Using JCudaDriver with JCufft

Hello,

I have finished implementing a test case that utilizes JCufft.

Here is the basic procedure:

Execute forward cuFFT of two images → copy data to host → compute element-wise multiplication of the two forward ffts → copy back to device-> execute inverse fft → copy data back to host…

This procedure works and gets the correct answer.

Now I have a kernel that computes the element-wise multiplication.
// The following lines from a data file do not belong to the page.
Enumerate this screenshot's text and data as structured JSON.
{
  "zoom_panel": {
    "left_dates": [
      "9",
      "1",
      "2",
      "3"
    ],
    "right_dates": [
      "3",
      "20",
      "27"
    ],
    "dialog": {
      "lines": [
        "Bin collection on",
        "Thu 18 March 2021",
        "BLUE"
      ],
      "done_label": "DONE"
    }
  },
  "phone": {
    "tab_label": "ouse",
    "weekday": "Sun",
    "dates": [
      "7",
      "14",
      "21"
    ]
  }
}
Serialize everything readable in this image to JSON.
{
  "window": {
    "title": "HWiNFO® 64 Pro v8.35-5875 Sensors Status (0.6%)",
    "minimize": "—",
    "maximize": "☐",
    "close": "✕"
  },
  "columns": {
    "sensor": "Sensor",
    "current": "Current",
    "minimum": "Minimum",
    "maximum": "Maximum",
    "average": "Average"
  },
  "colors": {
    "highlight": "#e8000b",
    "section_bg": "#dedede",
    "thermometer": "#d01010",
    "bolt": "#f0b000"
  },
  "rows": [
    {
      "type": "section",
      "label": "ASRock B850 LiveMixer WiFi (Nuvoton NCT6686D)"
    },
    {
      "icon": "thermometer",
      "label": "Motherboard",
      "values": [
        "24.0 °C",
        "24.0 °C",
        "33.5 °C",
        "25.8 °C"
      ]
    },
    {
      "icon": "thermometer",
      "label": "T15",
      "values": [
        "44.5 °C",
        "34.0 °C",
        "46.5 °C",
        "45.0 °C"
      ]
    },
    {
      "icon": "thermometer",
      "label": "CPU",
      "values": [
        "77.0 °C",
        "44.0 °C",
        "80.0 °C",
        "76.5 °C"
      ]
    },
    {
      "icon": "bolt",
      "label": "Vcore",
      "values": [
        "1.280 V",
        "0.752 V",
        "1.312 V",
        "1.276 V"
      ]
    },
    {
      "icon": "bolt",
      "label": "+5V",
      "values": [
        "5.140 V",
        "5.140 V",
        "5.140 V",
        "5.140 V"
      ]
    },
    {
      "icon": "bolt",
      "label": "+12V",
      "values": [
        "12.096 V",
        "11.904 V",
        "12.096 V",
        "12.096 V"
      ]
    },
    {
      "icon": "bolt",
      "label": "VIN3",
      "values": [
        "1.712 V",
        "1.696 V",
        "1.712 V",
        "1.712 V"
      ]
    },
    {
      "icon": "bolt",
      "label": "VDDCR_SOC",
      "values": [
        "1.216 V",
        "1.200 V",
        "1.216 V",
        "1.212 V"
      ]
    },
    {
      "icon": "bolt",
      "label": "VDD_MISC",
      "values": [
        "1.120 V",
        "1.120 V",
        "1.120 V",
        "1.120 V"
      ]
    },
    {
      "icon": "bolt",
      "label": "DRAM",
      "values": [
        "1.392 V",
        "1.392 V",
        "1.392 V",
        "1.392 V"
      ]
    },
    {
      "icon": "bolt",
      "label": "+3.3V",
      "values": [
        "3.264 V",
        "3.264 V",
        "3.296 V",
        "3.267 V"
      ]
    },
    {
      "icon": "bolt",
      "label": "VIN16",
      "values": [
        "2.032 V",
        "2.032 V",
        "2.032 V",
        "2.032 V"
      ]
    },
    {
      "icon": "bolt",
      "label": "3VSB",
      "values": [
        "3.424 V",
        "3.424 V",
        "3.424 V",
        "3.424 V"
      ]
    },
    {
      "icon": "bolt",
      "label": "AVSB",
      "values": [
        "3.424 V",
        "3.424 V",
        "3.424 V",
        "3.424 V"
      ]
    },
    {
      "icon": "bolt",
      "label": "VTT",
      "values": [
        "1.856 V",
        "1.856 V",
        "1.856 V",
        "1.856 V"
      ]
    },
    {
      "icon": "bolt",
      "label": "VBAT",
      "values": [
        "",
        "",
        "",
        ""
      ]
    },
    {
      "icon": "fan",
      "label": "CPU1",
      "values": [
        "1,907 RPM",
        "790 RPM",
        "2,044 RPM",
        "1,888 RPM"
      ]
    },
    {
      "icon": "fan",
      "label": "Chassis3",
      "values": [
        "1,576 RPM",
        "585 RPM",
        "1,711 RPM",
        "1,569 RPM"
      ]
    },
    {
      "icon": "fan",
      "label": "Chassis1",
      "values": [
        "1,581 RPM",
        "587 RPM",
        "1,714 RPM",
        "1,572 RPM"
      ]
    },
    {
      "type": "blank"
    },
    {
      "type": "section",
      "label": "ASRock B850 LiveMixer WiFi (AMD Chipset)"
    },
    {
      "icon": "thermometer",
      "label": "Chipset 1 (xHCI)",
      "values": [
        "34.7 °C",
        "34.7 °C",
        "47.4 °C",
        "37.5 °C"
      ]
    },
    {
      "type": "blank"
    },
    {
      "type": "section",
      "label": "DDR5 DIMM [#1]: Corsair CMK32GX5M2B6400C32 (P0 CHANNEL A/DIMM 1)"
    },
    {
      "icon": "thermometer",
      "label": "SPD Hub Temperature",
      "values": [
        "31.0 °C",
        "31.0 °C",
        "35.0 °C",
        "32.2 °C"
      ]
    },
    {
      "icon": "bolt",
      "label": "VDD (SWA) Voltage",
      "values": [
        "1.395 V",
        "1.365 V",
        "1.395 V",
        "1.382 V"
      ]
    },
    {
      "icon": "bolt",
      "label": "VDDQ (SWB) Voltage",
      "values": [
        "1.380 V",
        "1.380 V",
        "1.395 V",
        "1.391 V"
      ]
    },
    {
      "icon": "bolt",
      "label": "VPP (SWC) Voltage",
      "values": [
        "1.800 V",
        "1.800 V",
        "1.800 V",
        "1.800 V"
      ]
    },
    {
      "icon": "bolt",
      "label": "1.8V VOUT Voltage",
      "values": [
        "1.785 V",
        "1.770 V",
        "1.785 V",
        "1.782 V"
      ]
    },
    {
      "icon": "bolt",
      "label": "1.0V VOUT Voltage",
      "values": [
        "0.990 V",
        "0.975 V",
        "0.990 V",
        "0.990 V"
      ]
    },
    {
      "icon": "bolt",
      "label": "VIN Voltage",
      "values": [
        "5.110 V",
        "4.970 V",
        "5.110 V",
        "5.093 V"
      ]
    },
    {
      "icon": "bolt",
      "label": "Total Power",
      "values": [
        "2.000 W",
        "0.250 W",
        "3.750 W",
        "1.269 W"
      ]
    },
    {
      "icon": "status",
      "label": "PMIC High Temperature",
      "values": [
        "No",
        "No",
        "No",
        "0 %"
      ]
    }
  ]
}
I converted all the device pointers from Pointer type to CUdeviceptr to work with my kernel, and used those to pass to cuFFT routines.

The answer I am getting now is 0.

Any help with operating between my own kernel and JCufft would be greatly appreciated. Also thank you for providing JCuda it is an excellent tool for getting functionality of CUDA in Java. :slight_smile:

Hi

It’s hard to guess what might be wrong there. Did you run, for example, an isolated test that verifies that the kernel for the element-wise multiplication works properly? Or do you have some example source code where the error can be reproduced? Did you use
JCudaDriver.setExceptionsEnabled(true);
to be informed about errors during the setup?

There is a “JCudaRuntimeDriverMixSample.java” on the Samples page, which shows how to mix Runtime- and Driver API (althogh I just noticed that this should be updated - it still uses a CUBIN file for the kernel…)

Otherwise, I can try to run another test with JCufft and an own kernel.

BTW: Recently I added a “JCuda Vector utilities” library at http://jcuda.org/utilities/utilities.html : The intention of this library is to offer vector operations, like element-wise multiplication. So with this library, you might not need to write an own kernel, but could possibly just do a call like
VecFloat.mul(size, result, x, y);
But of course, for non-trivial operations, own kernels will still be necessary.

bye
Marco

I will post some code in a bit, I will try enabling exceptions to see what happens. In the meantime, how might I register for these forums?

CUDA code: compiled with: “nvcc -cubin -m64 -arch sm_21 file.cu -o file.cubin”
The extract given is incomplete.